In the sad situation that a child is unable to have their own father there to connect with and share a nurturing relationship with, studies show that having other positive male figures in a child’s life can help decrease the risk of this having negative affects on them.  With this in mind, every positive interaction between a child and a man can help to ensure a child’s healthy development.  This fact in itself speaks of how important a father’s role is.  If a man can make a difference to the well being of ANY child, imagine the difference they can make in the lives of their own children.

As a mother, I know it is important for my kids to have a good relationship with their dad, but I also tend to view my relationship with them as more important. While I believe there’s nothing wrong with being a little possessive of your children, the truth is their relationship with their dad is one that Imageeffects them greatly.  I would love to believe that I can give them everything they need on my own.  If ever that sad situation occurred, I know I would try my best to do so, and they would still be much loved and well cared for children.  I wish love and support unto every parent who is forced to do it alone.  As stated by Dr.
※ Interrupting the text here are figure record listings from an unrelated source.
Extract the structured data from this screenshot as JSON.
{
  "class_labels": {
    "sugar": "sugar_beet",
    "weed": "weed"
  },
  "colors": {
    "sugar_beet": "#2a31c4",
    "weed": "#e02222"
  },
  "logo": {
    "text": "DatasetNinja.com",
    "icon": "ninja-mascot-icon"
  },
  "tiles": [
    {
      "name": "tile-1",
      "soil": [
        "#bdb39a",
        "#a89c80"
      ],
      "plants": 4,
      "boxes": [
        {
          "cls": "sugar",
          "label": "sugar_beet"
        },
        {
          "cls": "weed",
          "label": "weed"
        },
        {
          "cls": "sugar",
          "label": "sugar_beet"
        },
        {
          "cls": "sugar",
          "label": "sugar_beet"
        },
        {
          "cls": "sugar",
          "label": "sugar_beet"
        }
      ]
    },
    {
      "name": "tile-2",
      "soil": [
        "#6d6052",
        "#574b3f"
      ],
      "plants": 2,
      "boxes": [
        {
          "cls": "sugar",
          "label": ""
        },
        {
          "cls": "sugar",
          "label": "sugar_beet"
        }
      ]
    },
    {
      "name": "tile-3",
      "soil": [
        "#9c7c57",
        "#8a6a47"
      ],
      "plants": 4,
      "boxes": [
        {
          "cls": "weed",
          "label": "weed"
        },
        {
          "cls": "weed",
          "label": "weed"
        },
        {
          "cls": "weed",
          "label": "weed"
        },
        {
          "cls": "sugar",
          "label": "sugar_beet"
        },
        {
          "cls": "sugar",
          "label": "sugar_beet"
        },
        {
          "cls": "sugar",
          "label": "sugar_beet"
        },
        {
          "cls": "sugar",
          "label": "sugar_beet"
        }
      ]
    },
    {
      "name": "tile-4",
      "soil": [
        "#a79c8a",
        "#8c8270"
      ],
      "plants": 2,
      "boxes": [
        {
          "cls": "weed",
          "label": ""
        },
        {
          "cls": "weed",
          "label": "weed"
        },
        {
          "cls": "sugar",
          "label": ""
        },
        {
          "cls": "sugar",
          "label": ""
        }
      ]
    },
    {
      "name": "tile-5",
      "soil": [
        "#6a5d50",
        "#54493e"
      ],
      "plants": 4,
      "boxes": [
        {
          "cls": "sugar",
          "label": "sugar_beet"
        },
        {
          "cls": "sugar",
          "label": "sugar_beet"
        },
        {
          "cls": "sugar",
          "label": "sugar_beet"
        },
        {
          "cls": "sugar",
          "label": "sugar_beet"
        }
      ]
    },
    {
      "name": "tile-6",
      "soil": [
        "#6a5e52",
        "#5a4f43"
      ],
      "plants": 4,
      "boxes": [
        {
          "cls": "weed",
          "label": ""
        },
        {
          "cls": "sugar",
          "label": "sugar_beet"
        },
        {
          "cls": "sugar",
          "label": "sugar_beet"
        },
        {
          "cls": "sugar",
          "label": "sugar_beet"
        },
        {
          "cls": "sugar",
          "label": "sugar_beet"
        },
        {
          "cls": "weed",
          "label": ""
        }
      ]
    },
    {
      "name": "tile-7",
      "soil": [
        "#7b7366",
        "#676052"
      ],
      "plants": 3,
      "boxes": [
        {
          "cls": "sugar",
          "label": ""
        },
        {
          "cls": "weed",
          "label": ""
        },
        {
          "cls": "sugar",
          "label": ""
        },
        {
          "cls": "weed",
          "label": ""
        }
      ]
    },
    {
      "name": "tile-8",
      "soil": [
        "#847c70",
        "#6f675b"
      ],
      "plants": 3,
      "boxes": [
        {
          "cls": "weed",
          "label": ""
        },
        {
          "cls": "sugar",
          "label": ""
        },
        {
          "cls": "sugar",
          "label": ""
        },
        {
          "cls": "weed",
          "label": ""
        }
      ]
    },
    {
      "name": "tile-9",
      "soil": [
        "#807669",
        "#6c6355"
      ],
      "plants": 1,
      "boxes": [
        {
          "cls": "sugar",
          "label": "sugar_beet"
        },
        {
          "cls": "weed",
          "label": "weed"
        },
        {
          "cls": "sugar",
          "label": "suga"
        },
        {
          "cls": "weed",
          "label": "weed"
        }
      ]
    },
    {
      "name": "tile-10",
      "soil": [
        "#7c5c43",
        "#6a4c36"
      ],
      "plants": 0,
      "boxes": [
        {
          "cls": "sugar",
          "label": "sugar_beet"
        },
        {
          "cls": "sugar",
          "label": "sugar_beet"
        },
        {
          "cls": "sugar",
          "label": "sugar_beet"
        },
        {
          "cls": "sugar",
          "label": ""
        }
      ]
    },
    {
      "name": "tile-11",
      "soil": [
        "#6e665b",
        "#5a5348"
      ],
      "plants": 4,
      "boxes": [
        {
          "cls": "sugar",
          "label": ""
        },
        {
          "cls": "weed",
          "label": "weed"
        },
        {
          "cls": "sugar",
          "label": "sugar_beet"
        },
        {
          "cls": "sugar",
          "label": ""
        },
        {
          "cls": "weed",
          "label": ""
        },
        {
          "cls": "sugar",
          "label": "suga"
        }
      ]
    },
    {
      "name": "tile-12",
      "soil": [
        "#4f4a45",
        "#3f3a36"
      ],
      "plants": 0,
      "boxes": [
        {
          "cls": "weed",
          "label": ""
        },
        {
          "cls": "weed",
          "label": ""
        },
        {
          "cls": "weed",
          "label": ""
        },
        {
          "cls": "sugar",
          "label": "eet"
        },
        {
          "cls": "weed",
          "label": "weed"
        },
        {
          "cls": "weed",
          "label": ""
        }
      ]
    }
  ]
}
Pruett, those children with TWO loving, involved parents benefit from the wealth of each parent’s life experiences, different parenting styles, and approaches to dealing with life.  Though my parents divorced long ago, they both remained a large part of my life.  I know that this fact had many positive affects on my own happiness.

My hope for this writing is to inspire us all to respect and embrace the importance of fathers in our children’s lives so as to help ensure the happiness and overall positive development of those children.  I know that I am extremely grateful for having a father that loved and cared for me.  I hope that all of you fathers and mothers realize how important you are to your own children.